As Democrats retake the House of Representatives for the first time in eight years, we speak with Katrina vanden Heuvel, editor and publisher of The Nation, about the future of the Democratic Party. The Democrats picked up more than the 23 seats they needed to flip the House, but the Republican Party expanded its grip on the Senate in Tuesday’s midterm elections. Democratic Leader Nancy Pelosi is poised to reclaim her gavel as speaker of the House, barring a leadership challenge.
Transcript
AMY GOODMAN: This is Democracy Now! I’m Amy Goodman, with Juan González. Last night, Democrats took the House of Representatives. Republicans expanded their control of the Senate. Juan?
JUAN GONZÁLEZ: Yeah, I wanted to ask Katrina vanden Heuvel—we were talking—we’ve been talking about this now split situation in the House and the Senate, and you raised the issue of the Progressive Caucus in the House. But Nancy Pelosi, unless there’s some major upheaval, will be the speaker of the House, and then the issue becomes to what degree will the leadership of the House allow the progressives to pursue, whether it’s subpoenas, whether it’s investigations of the Trump White House. What do you—how do you see the battle within the—
AMY GOODMAN: Whether it’s impeachment.
JUAN GONZÁLEZ: Whether it’s impeachment—the battles within the Democratic Party about how to go forward?

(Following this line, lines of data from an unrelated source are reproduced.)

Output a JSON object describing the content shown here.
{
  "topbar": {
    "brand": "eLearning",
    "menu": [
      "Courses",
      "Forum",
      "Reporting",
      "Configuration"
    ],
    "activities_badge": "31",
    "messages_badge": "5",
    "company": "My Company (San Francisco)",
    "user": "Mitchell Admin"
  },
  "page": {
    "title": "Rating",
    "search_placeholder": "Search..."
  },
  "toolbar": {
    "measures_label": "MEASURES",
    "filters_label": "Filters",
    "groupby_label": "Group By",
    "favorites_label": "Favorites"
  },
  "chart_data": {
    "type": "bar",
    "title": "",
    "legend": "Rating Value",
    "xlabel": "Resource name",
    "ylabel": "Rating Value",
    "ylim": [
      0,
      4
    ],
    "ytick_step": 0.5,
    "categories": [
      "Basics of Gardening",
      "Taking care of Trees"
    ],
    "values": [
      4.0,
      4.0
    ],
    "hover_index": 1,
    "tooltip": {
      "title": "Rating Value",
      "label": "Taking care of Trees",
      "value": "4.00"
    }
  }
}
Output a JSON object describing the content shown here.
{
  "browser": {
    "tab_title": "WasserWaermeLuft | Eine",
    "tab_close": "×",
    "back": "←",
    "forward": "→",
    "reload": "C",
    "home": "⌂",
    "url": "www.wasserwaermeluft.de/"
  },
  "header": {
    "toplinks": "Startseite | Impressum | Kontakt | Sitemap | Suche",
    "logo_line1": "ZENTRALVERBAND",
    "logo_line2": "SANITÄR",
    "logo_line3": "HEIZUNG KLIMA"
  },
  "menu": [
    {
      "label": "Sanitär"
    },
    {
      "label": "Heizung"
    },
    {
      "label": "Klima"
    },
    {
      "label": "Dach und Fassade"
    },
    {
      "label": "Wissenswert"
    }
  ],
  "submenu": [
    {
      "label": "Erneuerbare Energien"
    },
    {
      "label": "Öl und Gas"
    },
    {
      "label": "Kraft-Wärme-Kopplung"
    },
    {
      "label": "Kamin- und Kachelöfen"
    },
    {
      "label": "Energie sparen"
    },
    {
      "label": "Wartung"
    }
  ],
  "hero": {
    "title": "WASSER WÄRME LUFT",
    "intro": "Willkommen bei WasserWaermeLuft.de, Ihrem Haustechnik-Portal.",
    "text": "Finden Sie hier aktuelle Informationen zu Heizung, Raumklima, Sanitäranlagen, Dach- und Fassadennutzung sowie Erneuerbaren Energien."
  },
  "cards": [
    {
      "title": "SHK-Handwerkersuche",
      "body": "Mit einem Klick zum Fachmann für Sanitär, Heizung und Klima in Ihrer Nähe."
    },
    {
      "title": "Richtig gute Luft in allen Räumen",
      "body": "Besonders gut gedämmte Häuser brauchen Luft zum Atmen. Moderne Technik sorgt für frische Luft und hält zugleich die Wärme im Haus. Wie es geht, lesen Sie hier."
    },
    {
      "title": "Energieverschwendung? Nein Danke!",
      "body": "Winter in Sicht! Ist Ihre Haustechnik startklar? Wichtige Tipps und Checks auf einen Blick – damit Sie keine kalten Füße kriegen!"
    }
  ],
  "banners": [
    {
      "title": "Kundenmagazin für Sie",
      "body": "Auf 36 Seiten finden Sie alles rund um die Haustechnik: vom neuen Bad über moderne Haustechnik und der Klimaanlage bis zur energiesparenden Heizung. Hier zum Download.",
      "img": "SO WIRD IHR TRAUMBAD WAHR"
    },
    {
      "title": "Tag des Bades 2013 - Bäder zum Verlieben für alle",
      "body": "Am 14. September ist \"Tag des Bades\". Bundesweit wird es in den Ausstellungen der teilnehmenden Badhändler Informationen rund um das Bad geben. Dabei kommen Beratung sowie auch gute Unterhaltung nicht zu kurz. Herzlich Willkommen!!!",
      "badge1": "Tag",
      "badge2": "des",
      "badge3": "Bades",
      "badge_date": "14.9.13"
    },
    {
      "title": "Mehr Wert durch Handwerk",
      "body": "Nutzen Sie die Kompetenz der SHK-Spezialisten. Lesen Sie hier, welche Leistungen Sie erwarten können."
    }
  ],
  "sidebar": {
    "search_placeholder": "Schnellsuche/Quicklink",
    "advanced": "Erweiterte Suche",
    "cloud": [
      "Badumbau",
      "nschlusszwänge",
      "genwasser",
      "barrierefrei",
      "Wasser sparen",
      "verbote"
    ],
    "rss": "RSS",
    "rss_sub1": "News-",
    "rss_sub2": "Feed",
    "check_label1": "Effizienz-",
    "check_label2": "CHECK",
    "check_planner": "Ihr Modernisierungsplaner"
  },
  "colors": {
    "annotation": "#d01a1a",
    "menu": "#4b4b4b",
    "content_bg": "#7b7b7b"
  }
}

KATRINA VANDEN HEUVEL: There will be tension and friction. I suspect Nancy Pelosi, after this win, stays in the leadership speaker position for at least a year or two but puts together a new leadership committee, new generation. I think she would be wise to understand that the House needs to do accountability investigations, needs to really use its subpoena power, but at the same time fuse it with what I was talking about before, that the House is doing the people’s business, is exposing the corruption that hurts you, that it’s not vindictive, but it’s about trying to right the wrongs that this administration has imposed on this country.
And I think there’s a way to do that, but I really think it needs to lay out—I think Rashad spoke of this—a bold vision, initiatives and markers that show that this insurgent reform war of ideas, which is winning in many ways—we saw it in the campaign—that that is reflected. And that will lift up the House more effectively than just hearings, hearings, hearings or disarray.
JUAN GONZÁLEZ: Wouldn’t passage even, for instance, of a much higher federal minimum wage by the House be an initial signal to the American people?
KATRINA VANDEN HEUVEL: Absolutely, or tuition-free higher ed. I mean, a set of issues that speak to—politics, at its best, is about improving the condition of people’s lives. And I think the House needs to show that it is in that business. I also think you have, for example, in Elizabeth Warren’s very good Anti-Corruption and Public Integrity Act, a roadmap for another issue that should play big, moving forward into 2020 and beyond, which is essentially a system that’s rigged. But you have, you know, people, low-income versus the very wealthiest. Look, take—
AMY GOODMAN: Arkansas raised its minimum wage.
KATRINA VANDEN HEUVEL: Take on the tax—take on the tax cut that this administration and its enablers just gave to the wealthiest and corporations. It’s not playing very well out in the country. No wonder there wasn’t a lot of talk about it in this campaign. So I think there are a set of issues.
I will say one thing that the caucus is going to do and needs to do, the Progressive Caucus–build on what Rashad was saying. We need to build independent political power. And the mobilization we’ve seen in this campaign, you know, the door knocks, the retail politics, the door to door—the mobilization was extraordinary in local communities, grassroots, whether Georgia, Florida—though it’s heartbreaking, the Florida race. But the caucus, with its new center, is going to link with movements, which I think is critical, movements outside of Washington, and lift up their issues and ideas.